Tumor Lysis Syndrome (TLS): is caused by massive release of potassium, phosphate and nucleic acids into the body. The result is high-levels of crystal formation which can cause extensive end organ damage, especially the kidneys. TLS is defined by lab criteria and is considered an oncologic emergency. Patients most at risk are those which have received chemotherapy, radiation therapy or glucocorticoid therapies within the last 24-48 hours and patients with aggressive lymphomas.

Associated symptoms: Patients with TLS reflect the following symptoms due to the metabolic abnormalities: lethargy, nausea & vomiting, diarrhea, anorexia, hematuria, cardiac dysrhythmias (or worsening of CHF), muscle cramps, seizures and possibly sudden death

Clinical criteria: The Cairo Bishop Classification System is the most widely accepted medical guideline to define this diagnosis and assign the level of severity. The following metabolic changes are used when they occur within 3-7 days after the administration of chemotherapy.

 

Cairo Bishop Classification: (Requires 2 criteria for validation)

Element:

Value:

OR, change from baseline:

Uric acid

≥ 8 mg/dL

25% increase from documented baseline

Potassium

≥ 6 mEq/L

25% increase from documented baseline

Phosphorus

≥ 6.5 mg/dL (child) or

≥ 4.5 mg/dl adult

25% increase from documented baseline

Calcium

≤ 7 mg/dL

25% decrease from documented baseline

Treatment: The measures taken to treat TLS include: aggressive hydration, IV sodium bicarb, strict I&O, daily electrolyte monitoring, administration of hypouricemic agents such as allopurinol, or Febuxostat, and at times renal dialysis.  Often these patients require transfer to the ICU for monitoring of cardiac and renal function.

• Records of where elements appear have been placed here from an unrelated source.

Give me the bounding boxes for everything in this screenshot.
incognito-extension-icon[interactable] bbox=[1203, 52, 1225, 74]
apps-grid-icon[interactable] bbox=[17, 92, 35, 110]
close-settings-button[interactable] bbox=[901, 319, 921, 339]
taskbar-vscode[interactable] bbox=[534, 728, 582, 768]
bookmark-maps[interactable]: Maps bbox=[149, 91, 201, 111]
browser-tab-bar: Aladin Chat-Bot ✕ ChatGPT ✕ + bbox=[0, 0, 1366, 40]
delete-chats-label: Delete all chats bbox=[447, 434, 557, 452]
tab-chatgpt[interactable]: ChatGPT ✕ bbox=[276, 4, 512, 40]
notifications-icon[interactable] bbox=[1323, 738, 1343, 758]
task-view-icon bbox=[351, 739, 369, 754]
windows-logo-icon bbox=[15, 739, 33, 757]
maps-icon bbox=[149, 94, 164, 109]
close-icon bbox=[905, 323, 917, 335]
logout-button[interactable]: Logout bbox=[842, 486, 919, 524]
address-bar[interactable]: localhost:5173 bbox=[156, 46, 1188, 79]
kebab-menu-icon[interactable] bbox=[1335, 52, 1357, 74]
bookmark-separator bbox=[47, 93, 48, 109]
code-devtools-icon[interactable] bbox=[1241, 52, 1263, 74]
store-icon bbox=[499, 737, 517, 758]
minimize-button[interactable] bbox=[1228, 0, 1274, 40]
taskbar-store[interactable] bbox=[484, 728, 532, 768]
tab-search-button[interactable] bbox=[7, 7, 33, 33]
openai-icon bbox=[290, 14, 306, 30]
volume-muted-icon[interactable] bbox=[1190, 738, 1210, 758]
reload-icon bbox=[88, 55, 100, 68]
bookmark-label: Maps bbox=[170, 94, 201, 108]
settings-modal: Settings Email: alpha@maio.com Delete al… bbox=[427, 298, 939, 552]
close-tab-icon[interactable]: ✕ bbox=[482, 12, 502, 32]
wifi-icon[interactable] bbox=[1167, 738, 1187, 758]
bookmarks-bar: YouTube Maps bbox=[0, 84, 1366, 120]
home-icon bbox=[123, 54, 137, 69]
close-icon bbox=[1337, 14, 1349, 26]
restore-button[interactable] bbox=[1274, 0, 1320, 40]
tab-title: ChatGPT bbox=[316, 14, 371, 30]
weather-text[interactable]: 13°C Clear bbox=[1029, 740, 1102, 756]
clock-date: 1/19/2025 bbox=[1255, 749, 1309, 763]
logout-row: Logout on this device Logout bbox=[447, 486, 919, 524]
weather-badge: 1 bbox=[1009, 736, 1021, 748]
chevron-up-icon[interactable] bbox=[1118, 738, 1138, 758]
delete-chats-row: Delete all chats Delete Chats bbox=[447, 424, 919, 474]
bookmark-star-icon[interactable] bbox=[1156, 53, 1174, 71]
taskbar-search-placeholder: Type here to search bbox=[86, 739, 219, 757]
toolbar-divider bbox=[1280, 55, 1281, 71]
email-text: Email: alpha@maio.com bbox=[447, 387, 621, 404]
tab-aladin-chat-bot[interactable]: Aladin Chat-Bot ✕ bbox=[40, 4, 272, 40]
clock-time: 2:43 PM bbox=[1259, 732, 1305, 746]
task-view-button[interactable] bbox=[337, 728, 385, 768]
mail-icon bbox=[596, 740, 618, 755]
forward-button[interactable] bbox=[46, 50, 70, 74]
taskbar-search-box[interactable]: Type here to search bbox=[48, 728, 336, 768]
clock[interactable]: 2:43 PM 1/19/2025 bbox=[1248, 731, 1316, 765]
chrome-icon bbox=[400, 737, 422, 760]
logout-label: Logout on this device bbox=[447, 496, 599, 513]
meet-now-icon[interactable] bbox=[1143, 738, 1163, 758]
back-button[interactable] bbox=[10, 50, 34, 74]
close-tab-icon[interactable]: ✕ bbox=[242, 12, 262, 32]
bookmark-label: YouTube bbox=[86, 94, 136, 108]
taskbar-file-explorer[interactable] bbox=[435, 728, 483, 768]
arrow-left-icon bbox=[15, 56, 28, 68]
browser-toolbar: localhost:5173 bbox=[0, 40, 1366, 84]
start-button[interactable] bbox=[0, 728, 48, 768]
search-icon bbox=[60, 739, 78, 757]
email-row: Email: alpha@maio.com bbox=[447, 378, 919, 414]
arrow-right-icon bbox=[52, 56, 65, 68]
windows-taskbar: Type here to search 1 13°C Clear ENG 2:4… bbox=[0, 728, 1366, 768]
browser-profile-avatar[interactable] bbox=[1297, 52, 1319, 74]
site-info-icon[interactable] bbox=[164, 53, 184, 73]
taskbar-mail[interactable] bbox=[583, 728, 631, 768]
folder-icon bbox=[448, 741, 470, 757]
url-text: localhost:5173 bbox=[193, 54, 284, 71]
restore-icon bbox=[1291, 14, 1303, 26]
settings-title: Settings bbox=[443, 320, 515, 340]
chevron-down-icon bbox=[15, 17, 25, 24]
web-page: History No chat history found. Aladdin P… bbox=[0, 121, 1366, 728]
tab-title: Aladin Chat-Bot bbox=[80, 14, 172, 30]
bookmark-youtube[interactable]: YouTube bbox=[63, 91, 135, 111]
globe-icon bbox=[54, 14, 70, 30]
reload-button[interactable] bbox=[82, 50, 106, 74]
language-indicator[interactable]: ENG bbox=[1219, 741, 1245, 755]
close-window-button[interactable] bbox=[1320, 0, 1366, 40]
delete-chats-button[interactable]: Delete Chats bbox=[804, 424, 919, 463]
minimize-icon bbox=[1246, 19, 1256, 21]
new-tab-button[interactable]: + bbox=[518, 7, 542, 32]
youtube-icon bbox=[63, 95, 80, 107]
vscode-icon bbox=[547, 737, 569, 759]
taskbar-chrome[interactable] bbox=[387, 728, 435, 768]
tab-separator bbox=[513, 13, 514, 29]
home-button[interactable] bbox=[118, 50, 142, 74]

This diagnosis is often a target for audit review since it is an MCC and not a common complication of antineoplastic therapy. Denials of this diagnosis are often based on lack of physician documentation linking the symptoms and resultant lab abnormalities on TLS, especially in those patients with chronic conditions. An example would be new onset, or reoccurrence, of a cardiac arrhythmia without any link of a possible, or probable cause from TLS.  Additionally, when lab criteria are borderline, denials of this diagnosis argue TLS did not occur and the preventative measures taken were effective. Therefore, physician documentation linking the symptoms, clinical criteria and treatment is very important.